„Der Campus“ von Dietrich Schwanitz
Der Soziologieprofessor Hanno Hackmann kommt als Kandidat für den Posten
des Universitätspräsidenten ins Gespräch und beendet deshalb seine Affäre mit
der hübschen Studentin Babsi. Sie verführt ihn allerdings ein letztes Mal und
aufgrund einer Verkettung mehrerer Umstände wird Professor Hackmann plötzlich der Vergewaltigung bezichtigt. Der Skandal ist
perfekt.
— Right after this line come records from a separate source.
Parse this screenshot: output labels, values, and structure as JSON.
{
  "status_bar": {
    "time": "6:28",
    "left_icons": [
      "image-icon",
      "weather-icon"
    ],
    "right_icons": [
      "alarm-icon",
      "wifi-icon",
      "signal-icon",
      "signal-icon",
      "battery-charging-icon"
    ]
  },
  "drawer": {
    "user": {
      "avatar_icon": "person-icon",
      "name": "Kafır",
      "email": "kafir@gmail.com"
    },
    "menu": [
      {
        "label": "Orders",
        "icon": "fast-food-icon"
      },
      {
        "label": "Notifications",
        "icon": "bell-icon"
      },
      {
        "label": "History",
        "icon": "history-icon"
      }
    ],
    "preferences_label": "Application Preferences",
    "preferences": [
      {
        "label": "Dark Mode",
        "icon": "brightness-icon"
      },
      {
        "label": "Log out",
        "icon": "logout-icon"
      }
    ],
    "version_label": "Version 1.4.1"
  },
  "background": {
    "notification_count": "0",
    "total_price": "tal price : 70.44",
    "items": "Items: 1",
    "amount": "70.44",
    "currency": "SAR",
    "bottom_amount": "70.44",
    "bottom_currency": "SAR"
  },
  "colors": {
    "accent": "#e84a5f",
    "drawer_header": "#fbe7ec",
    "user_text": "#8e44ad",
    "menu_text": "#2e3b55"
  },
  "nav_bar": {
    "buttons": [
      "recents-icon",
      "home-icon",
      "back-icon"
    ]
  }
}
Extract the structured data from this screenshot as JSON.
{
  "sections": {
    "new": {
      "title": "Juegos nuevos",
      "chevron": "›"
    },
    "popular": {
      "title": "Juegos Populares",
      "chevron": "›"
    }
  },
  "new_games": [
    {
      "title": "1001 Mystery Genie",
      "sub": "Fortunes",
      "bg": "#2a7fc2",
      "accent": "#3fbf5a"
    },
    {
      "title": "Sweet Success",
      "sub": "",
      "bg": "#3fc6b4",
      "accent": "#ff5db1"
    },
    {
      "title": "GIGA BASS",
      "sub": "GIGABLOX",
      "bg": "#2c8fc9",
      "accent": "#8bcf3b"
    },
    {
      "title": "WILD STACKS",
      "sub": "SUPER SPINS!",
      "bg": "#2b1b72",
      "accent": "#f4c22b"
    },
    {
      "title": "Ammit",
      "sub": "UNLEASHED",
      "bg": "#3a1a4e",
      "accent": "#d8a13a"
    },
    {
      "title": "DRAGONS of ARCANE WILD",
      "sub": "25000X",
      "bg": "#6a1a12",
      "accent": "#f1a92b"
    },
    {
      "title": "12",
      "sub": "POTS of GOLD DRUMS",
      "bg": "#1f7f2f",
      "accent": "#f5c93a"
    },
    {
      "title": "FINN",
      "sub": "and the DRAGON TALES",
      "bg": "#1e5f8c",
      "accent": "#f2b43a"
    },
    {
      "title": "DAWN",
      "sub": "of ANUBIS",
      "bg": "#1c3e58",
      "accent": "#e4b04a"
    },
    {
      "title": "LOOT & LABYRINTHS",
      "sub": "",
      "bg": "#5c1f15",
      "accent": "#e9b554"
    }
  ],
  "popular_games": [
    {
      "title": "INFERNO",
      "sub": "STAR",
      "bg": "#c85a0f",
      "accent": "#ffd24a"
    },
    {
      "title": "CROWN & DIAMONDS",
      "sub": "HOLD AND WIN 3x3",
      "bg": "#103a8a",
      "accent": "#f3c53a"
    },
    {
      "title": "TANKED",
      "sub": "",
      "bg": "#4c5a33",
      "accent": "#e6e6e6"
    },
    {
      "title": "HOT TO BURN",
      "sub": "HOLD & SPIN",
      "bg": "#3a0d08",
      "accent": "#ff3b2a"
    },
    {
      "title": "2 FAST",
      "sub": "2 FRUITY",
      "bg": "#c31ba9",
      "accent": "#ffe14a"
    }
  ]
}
Besonders sein Konkurrent Bernie Wesenkamp wittert plötzlich seine
große Chance und versucht gemeinsam mit der Frauenbeauftragten Dr. Ursula
Wagner Hackmann öffentlich bloßzustellen. Was wirklich vorgefallen ist,
interessiert bald keinen mehr und die Hetzjagd auf Hackmann entwickelt eine
gefährliche Eigendynamik. Das Leben des Professors gerät immer mehr aus den
Fugen. Er verliert seinen Job und seine Ehre. Seine Ehe geht in die Brüche und
seine Tochter, die anfangs noch zu ihm hält, will schließlich nichts mehr von
ihm wissen.
Das Buch ist ein Rundumschlag gegen alles, was
Schwanitz nicht gefällt. „Der Campus“ beschäftigt sich
daher weniger mit dem Fall an sich, sondern vielmehr mit den Ränkespielchen um
Macht, Posten und Einfluss hinter den Kulissen einer ehrwürdigen Universität. Schwanitz kennt das Milieu, über das er
schreibt, selbst nur zu gut. Er ist selbst Professor für Englische Sprache und
Kultur in Hamburg und weiß, dass an Notenschnitten gedreht wird, weiß, dass
Dozenten mehr an die Karriere, als an die Lehre denken, weiß, dass Feminismus
(aka. Zentrum für Gleichstellungsbeauftragung) an der Uni manchmal fundamentale
Züge annimmt. Aber auch Politik, TV und Presse kriegen ihr Fett weg.
Präzise und herzlos zeichnet er
die Charaktere und zeigt damit offen und schamlos, was hinter vorgehaltener
Hand an der Uni getuschelt wird und hinter den Mauern des Elfenbeinturm passiert.
Brillant ist seine Art eine scheinbar harmlose Affäre in mehreren Wellen bis
zum öffentlichen Eklat hochzuschaukeln. Und man sieht hier ganz deutlich wie
schnell einem eine solche Situation aus der Hand gleiten kann, obwohl „Opfer“ und
„Täter“, die in diesem Falle beide Opfer sind, beharrlich beteuern, dass eine Vergewaltigung
nicht stattgefunden hat.
Der satirische-kritische Roman traf 1995 den
Nerv der Zeit. Das Buch wurde zum Bestseller und Sönke Wortmann hat es mit
Starbesetzung verfilmt. Der Film bleibt aber hinter dem Wortwitz des Buchs weit
zurück und schwankt unentschlossen zwischen Satire und Drama hin und her.
Nichtsdestoweniger schlug der
Roman große Wellen im frisch vereinten Deutschland und zeichnet bitterböse die
Strukturen an der Hochschule nach. Das Buch war eine unverhohlene Abrechnung
mit den Universitätskollegen. Doch im Elfenbeinturm, zwischen Gremien und
Seilschaften gilt jede Selbstkritik als reaktionär.
Den instinktsicheren Griff nach
populären Themen, wie der Bildungsmisere, Sex am Arbeitsplatz oder das Leid der
Männer, nahm die Universität Schwanitz übel. Sein Ratgeber "Bildung, alles
was man wissen muss" war besonders umstritten. Dabei wollte Schwanitz nur
den Finger in die Wunde legen. Er mischt sich halt gerne politisch ein. Er
wollte dem Volk die Bildung beibringen und der Hochschule das Fürchten lehren.
Schwanitz verstarb bereits im
Dezember 2004 an Unterkühlung in seinem Haus im Schwarzwald. Damit verliert
Deutschland einen Professor, der sich nicht in seinen Elfenbeinturm zurückgezogen
hat, sondern Spaß hatte zu provozieren und die Dinge völlig quer zu denken.